Strange, I didn't receive the response from sipa in separate message, so I'll respond to him at first place.

Le 26/10/2013 23:30, Pieter Wuille a écrit :
> I'm not sure whether we're ready to standardize on something like that
> yet, not having established best practices regarding different wallet
> structures. I do think we first need to see what possibilities and
> developments are possible related to it.

Although many strange practices how to use whole bip32 space are possible, I think that we may (should?) agree on some "good enough" way how to discover already used addresses in bip32 space. I read Electrum sources about bip32 and I see that Electrum still uses quite flat structure (fixed amount of branches, indexes from 0 to n), which is of course very sane way.

So if I migrate seed to another (non-Electrum) software, I only need to discover close neighbourhood of the path "0", similarly like Electrum is doing with "gap limit" in plain old Electrum algorithm, except in two dimensions (paths 0, 1, 2, 3, 4, 5, 0/0, 0/1, 0/2, 0/3, 0/4, 0/5, 1/0, 1/1, ...5/5 for gap limit "5"). I don't say such operation is cheap, but this discovery needs to be done only during the import.

For the reason that I think this is the only sane algorithm of general use of bip32 space, I still don't see why we do need some extra metadata. I would understand this if Electrum will use for some strange reason addresses in higher address space like 2^32-1 or so, but this is not going to happen at least in Electrum.

> I understand that in
> the case of Electrum, there is a strong reason to want this
> encapsulated together with the seed, but it's not really a requirement
> for most wallets.

Well, I can imagine that the bip32 compatible software will do full scan of address space using some gap factor (actually I think "5" is too low by default) or it can ask for wallet metadata like which software used such tree before, to speedup scanning process.

I see that Thomas wants to make this automatic and hidden to user and generally I agree that hiding the compexity to user is a good practice, but actually this particular situation sounds to me as an exact oposite of original statement "no metadata in mnemonic".

> Regarding other requirements, I wonder why we want the transformation
> to be bidirectional? If it is just about generating master seeds, one
> direction should be enough, and allows far nicer properties w.r.t.
> security. If we do settle on a standard for 'brainwallets',

ECDSA has one very nice option - (almost) any random data can be used as a private key. There are very nice schemas possible by using this feature and requiring private key to be specially crafted just because the user wanted to use mnemonic schema is very strong limitation to me.

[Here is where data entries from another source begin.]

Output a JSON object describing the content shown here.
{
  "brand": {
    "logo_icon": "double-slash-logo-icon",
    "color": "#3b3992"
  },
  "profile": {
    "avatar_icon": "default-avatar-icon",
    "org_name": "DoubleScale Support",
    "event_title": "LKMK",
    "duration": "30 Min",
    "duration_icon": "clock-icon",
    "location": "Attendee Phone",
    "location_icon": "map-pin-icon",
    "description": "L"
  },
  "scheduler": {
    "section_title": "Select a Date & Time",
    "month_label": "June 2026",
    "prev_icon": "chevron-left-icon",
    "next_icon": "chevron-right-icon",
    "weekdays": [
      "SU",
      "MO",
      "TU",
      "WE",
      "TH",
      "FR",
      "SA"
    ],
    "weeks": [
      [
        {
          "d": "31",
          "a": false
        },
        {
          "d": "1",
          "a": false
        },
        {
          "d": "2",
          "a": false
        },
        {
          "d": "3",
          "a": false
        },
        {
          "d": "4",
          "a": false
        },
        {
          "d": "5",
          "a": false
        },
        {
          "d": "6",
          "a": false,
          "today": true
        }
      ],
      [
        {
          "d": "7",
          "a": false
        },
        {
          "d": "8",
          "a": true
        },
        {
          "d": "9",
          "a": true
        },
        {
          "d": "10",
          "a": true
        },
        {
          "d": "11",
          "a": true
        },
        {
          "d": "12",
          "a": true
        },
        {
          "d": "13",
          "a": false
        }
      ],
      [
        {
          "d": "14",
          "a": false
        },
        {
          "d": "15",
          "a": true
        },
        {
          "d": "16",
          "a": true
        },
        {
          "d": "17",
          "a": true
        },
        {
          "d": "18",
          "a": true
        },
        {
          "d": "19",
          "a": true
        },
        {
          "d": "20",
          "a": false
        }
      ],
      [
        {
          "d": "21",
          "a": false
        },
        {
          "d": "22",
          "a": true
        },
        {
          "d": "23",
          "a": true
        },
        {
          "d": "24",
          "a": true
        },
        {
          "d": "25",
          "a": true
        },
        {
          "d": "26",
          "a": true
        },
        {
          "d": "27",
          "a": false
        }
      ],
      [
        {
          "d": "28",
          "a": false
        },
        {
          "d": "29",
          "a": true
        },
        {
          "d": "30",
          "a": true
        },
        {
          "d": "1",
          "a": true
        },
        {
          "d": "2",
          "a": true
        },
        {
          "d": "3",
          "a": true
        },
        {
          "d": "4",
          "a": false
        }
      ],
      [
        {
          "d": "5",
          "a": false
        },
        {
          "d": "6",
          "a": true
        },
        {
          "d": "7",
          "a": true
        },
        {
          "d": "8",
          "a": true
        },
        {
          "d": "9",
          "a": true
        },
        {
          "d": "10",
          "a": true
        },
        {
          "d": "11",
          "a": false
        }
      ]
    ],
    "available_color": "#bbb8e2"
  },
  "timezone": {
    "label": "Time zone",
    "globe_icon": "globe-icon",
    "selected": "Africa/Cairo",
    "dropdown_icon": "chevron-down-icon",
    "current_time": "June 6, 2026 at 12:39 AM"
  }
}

To be specific, we (in cooperation with / inspired by Timo Hanke) developed method how to prove that the seed generated by Trezor has been created using combination of computer-provided entropy and device-provided entropy, without leaking full private information to other computer, just because we want Trezor to be blackbox-testable and fully deterministic (seed generation is currently the only operation which uses any source of RNG).

To limit the complexity of such algorithm it is better to produce plain seed (128, 192 or 256 bits, depends on settings) and then transform the result of such "deterministic seed" to mnemonic, so for us the bi-directionality is quite strong requirement. *Maybe* it would be possible to combine such algorithm and one-way mnemonic together, but it would complicate the design and I'm sure you understand that we want to keep things as clear and simple as possible, especially while handling with seed generation.

> I would strongly prefer if it had at least some strengthening built-in, to
> decrease the impact of worst-case situations.

Agree (hardening is default in bip39).